1936 Austin Heavy 12-4 Low-Loading Taxi
Long dominated by French Renault and Unic cabs, London’s hackney trade shifted rapidly after the Austin 12/4 taxi appeared in 1930.
Within five years, a substantial majority of London’s licensed hackney carriages were Austins, and the model’s durability became its defining reputation: individual cabs routinely covered many hundreds of thousands of miles, with some still working the streets into the early 1960s.

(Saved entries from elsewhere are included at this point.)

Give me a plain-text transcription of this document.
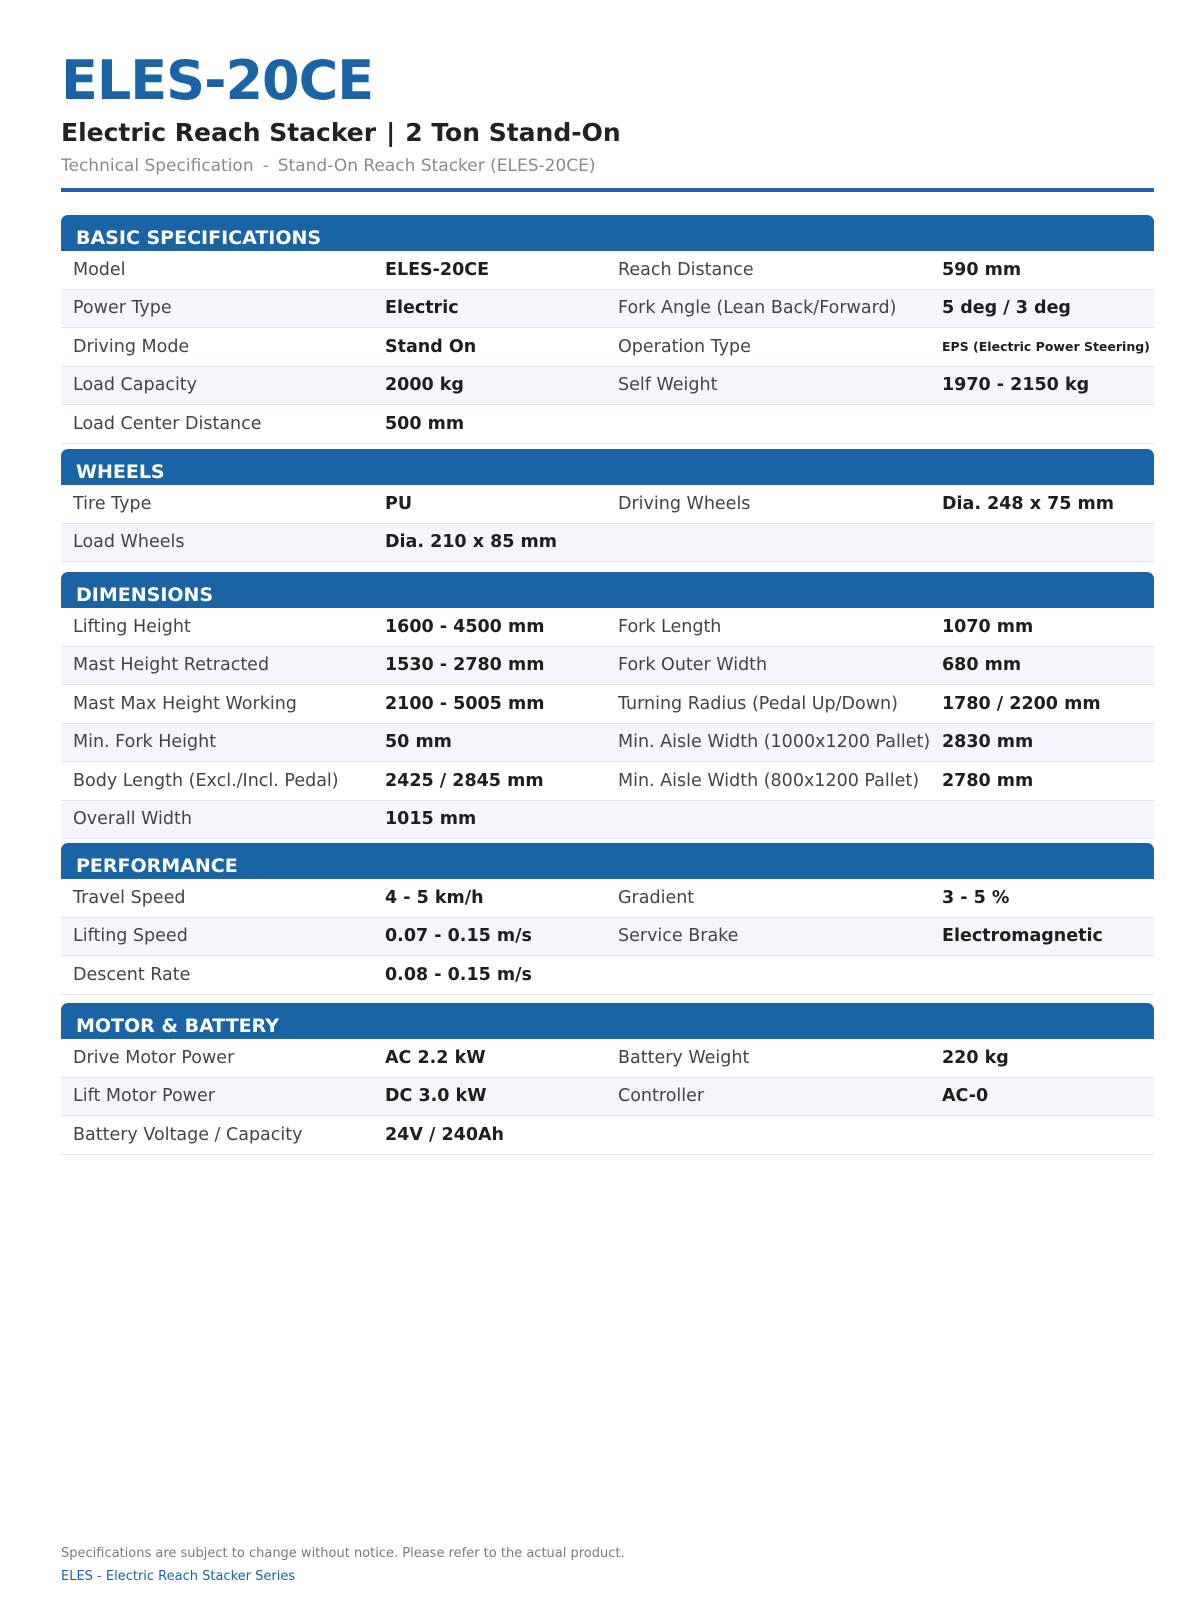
ELES-20CE
Electric Reach Stacker | 2 Ton Stand-On
Technical Specification - Stand-On Reach Stacker (ELES-20CE)
BASIC SPECIFICATIONS
Model	ELES-20CE	Reach Distance	590 mm
Power Type	Electric	Fork Angle (Lean Back/Forward)	5 deg / 3 deg
Driving Mode	Stand On	Operation Type	EPS (Electric Power Steering)
Load Capacity	2000 kg	Self Weight	1970 - 2150 kg
Load Center Distance	500 mm
WHEELS
Tire Type	PU	Driving Wheels	Dia. 248 x 75 mm
Load Wheels	Dia. 210 x 85 mm
DIMENSIONS
Lifting Height	1600 - 4500 mm	Fork Length	1070 mm
Mast Height Retracted	1530 - 2780 mm	Fork Outer Width	680 mm
Mast Max Height Working	2100 - 5005 mm	Turning Radius (Pedal Up/Down)	1780 / 2200 mm
Min. Fork Height	50 mm	Min. Aisle Width (1000x1200 Pallet) 2830 mm
Body Length (Excl./Incl. Pedal)	2425 / 2845 mm	Min. Aisle Width (800x1200 Pallet)	2780 mm
Overall Width	1015 mm
PERFORMANCE
Travel Speed	4 - 5 km/h	Gradient	3 - 5 %
Lifting Speed	0.07 - 0.15 m/s	Service Brake	Electromagnetic
Descent Rate	0.08 - 0.15 m/s
MOTOR & BATTERY
Drive Motor Power	AC 2.2 kW	Battery Weight	220 kg
Lift Motor Power	DC 3.0 kW	Controller	AC-0
Battery Voltage / Capacity	24V / 240Ah
Specifications are subject to change without notice. Please refer to the actual product.
ELES - Electric Reach Stacker Series
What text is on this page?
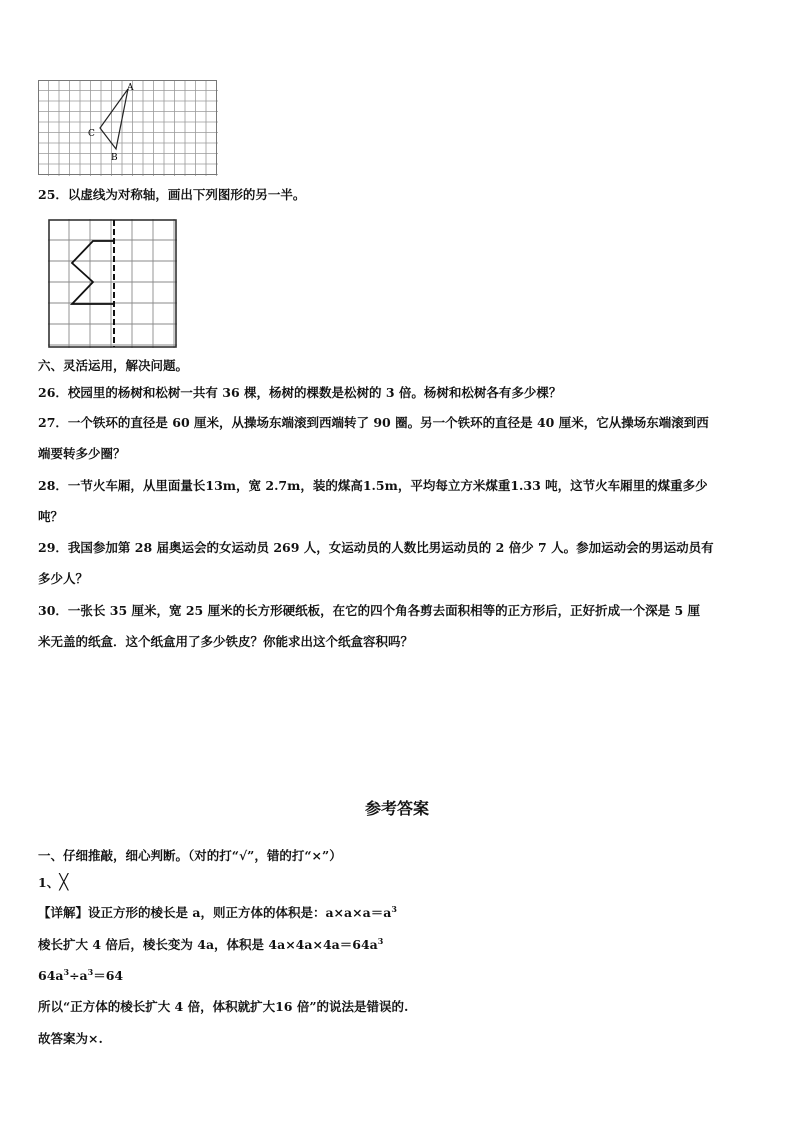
A
B
C
25．以虚线为对称轴，画出下列图形的另一半。
六、灵活运用，解决问题。
26．校园里的杨树和松树一共有 36 棵，杨树的棵数是松树的 3 倍。杨树和松树各有多少棵？
27．一个铁环的直径是 60 厘米，从操场东端滚到西端转了 90 圈。另一个铁环的直径是 40 厘米，它从操场东端滚到西
端要转多少圈？
28．一节火车厢，从里面量长13m，宽 2.7m，装的煤高1.5m，平均每立方米煤重1.33 吨，这节火车厢里的煤重多少
吨？
29．我国参加第 28 届奥运会的女运动员 269 人，女运动员的人数比男运动员的 2 倍少 7 人。参加运动会的男运动员有
多少人？
30．一张长 35 厘米，宽 25 厘米的长方形硬纸板，在它的四个角各剪去面积相等的正方形后，正好折成一个深是 5 厘
米无盖的纸盒．这个纸盒用了多少铁皮？你能求出这个纸盒容积吗？
参考答案
一、仔细推敲，细心判断。（对的打“√”，错的打“×”）
1、╳
【详解】设正方形的棱长是 a，则正方体的体积是：$a\times a\times a=a^3$
棱长扩大 4 倍后，棱长变为 4a，体积是 $4a\times 4a\times 4a=64a^3$
$64a^3\div a^3=64$
所以“正方体的棱长扩大 4 倍，体积就扩大16 倍”的说法是错误的.
故答案为×.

The Low Loading variant arrived in 1934, when adoption of a worm-drive rear axle made it possible to fit a lower body while still maintaining a flat floor in the passenger compartment. Compared to the earlier High Lot taxis, the overall body height dropped by approximately 7 inches.

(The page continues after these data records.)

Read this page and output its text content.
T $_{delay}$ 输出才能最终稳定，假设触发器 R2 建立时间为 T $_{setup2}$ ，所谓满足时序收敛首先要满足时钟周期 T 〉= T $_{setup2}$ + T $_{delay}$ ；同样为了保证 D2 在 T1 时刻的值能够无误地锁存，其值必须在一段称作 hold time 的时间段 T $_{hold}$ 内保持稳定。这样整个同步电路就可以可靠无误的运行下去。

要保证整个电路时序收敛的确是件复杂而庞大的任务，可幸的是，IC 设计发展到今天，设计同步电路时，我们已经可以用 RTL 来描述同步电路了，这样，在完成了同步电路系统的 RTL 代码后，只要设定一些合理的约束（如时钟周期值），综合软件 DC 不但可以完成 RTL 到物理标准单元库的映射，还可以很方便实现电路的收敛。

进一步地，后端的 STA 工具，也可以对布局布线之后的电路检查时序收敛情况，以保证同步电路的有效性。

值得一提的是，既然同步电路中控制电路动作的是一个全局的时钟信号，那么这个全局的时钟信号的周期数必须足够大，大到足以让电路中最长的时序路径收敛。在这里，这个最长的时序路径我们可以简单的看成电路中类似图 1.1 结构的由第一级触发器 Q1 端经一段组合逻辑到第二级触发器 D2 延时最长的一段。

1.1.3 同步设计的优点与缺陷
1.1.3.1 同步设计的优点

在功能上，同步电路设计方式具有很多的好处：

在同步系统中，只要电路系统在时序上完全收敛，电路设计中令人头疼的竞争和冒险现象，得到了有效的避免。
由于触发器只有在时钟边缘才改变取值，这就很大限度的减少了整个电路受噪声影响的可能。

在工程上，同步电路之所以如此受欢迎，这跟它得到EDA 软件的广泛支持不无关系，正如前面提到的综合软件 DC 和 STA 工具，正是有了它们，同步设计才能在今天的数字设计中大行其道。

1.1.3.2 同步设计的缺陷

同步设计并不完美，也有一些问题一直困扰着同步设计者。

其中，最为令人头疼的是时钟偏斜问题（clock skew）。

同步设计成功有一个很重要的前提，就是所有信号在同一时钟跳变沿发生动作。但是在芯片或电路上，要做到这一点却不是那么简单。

Bodies were made by London coachbuilders Strachan, Vincent, or Jones to Mann & Overton’s specifications. The Strachan coachwork on this example carries the characteristic extended roof section above the driver’s open-sided position, along with a fare meter, FOR HIRE semaphore indicator, and rooftop light.
The Heavy 12/4 used a 1,861cc side-valve four-cylinder engine backed by a four-speed gearbox. The rear passenger compartment’s folding rear-facing jump seats, arranged to face the main bench, were a standard feature of the cab layout and reflect the Metropolitan Police Conditions of Fitness requirements (including a maximum 25-foot turning circle) that governed every aspect of the taxi’s design.